The rate of overall institutionalisation for psychiatric patients has remained fairly constant for the past eighty years, but a trans-institutionalization has shifted them from hospitals to prisons. We have closed almost a million hospital beds, but have added the same number of cells for psychiatric patients.
It wasn't supposed to be this way. The dollars saved by closing beds were supposed to follow the patients, supporting them in community settings where they would have a richer and freer life. Instead, the states welched on their obligations to the mentally ill. Attempted to trim their budgets, and the states have paradoxically and irrationally spent the same dollars building inappropriate prison cells.

The obvious solution is to decriminalize mental illness, to fund adequate services for the mentally ill so that they don't wind up in prison. This is not rocket science. The rest of the developed world got this message two hundred years ago. The US lags far behind European countries and has been getting progressively worse as its always inadequate mental health system has been further dismantled by budget cuts.

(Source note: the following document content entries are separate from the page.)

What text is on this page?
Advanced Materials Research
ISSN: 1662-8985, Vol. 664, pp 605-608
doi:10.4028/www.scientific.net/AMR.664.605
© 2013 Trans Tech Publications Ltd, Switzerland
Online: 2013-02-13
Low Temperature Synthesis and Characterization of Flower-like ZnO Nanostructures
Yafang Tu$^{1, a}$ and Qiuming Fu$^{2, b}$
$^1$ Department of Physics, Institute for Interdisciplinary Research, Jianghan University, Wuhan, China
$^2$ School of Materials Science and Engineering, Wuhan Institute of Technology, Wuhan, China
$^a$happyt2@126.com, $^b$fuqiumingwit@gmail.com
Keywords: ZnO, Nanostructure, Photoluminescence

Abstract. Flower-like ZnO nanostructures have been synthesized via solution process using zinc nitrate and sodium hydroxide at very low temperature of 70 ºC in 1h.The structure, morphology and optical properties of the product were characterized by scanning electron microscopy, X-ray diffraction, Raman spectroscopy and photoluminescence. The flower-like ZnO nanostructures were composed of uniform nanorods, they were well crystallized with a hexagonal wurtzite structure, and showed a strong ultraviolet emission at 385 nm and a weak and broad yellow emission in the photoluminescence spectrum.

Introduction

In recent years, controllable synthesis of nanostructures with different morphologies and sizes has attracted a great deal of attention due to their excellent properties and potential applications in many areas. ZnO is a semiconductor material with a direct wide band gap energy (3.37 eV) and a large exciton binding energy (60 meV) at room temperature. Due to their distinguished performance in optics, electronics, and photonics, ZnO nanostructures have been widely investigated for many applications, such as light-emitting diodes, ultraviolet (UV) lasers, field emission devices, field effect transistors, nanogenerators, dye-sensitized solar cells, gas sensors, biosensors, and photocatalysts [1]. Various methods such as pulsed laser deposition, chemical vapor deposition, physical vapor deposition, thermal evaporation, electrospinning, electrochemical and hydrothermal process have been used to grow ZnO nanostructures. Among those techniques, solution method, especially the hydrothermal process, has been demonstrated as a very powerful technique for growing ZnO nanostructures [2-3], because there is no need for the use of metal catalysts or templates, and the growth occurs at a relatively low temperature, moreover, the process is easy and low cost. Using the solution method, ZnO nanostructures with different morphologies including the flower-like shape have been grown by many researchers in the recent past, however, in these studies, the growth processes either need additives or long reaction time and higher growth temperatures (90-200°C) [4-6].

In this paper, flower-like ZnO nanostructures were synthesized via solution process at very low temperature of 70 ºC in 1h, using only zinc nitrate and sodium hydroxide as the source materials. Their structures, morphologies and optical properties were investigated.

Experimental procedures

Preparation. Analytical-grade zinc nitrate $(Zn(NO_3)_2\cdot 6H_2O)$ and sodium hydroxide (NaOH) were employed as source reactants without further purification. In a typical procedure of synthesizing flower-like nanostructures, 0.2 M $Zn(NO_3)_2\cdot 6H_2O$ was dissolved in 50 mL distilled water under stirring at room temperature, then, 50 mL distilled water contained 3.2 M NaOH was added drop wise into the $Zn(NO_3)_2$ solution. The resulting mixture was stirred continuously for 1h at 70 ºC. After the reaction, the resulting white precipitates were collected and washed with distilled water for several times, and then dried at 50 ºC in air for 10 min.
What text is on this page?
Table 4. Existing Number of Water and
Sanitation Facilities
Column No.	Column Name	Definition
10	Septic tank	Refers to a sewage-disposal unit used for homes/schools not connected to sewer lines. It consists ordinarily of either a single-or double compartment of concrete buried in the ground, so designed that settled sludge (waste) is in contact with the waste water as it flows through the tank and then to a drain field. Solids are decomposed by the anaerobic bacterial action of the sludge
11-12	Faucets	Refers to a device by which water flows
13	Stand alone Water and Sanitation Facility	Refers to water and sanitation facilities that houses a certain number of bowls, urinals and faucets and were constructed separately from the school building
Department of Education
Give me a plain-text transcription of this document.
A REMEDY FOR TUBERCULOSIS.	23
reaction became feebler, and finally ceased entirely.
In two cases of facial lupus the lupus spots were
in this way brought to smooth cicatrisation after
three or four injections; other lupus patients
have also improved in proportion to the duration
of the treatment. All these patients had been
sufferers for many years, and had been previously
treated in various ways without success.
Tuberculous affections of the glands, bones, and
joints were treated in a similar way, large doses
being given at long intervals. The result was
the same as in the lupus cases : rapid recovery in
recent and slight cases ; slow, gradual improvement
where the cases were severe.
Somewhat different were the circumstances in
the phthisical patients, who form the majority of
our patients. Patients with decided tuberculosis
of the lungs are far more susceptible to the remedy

These rape survey data also contribute to the discussion of whether forced psychiatric treatment is ever justified. Eleanor Longden and I recently wrote a blog agreeing that forced psychiatric treatment can on rare occasions be appropriate when there is otherwise the threat of clear and present danger to the patient or another. Eleanor's statement showed her great common sense and understanding since she had herself been the victim of considerable inappropriate psychiatric coercion.

Some of the responses to the blog were less enlightened by common sense and less informed about the risks prisons now pose to psychiatric patients. Although most coercion of psychiatric patients now occurs in prisons, not hospitals, some respondents argued that prison was really preferable to forced psychiatric treatment—it provided more protection of civil rights and was more justified because a crime had already been committed.

I am convinced of the sincerity of these advocates for the mentally ill, but am equally convinced they are now fighting the wrong fight. The risks and priorities have shifted—fifty years ago a million patients languished in snake pit hospitals, now they languish in much more dangerous and degrading snake pit prisons.

Psychiatric patients do not do well in negotiating the perils and routines of prison life. Too often they wind up in solitary confinement, which can drive anyone crazy. To get a full appreciation of depths of degradation of prison life for psychiatric patients you have to see and smell the rows of cells where extensive excrement smearing has become a last resort of desperation. And, as just documented by the prison system itself, psychiatruc patients are prime targets for sexual (and probably other forms) of violence.

Everyone interested in the welfare of psychiatric patients should join in the effort to end their barbarous imprisonment. The battle against inappropriate psychiatric coercion has largely been won; the much more urgent battle again inappropriate prison coercion needs all the help it can get.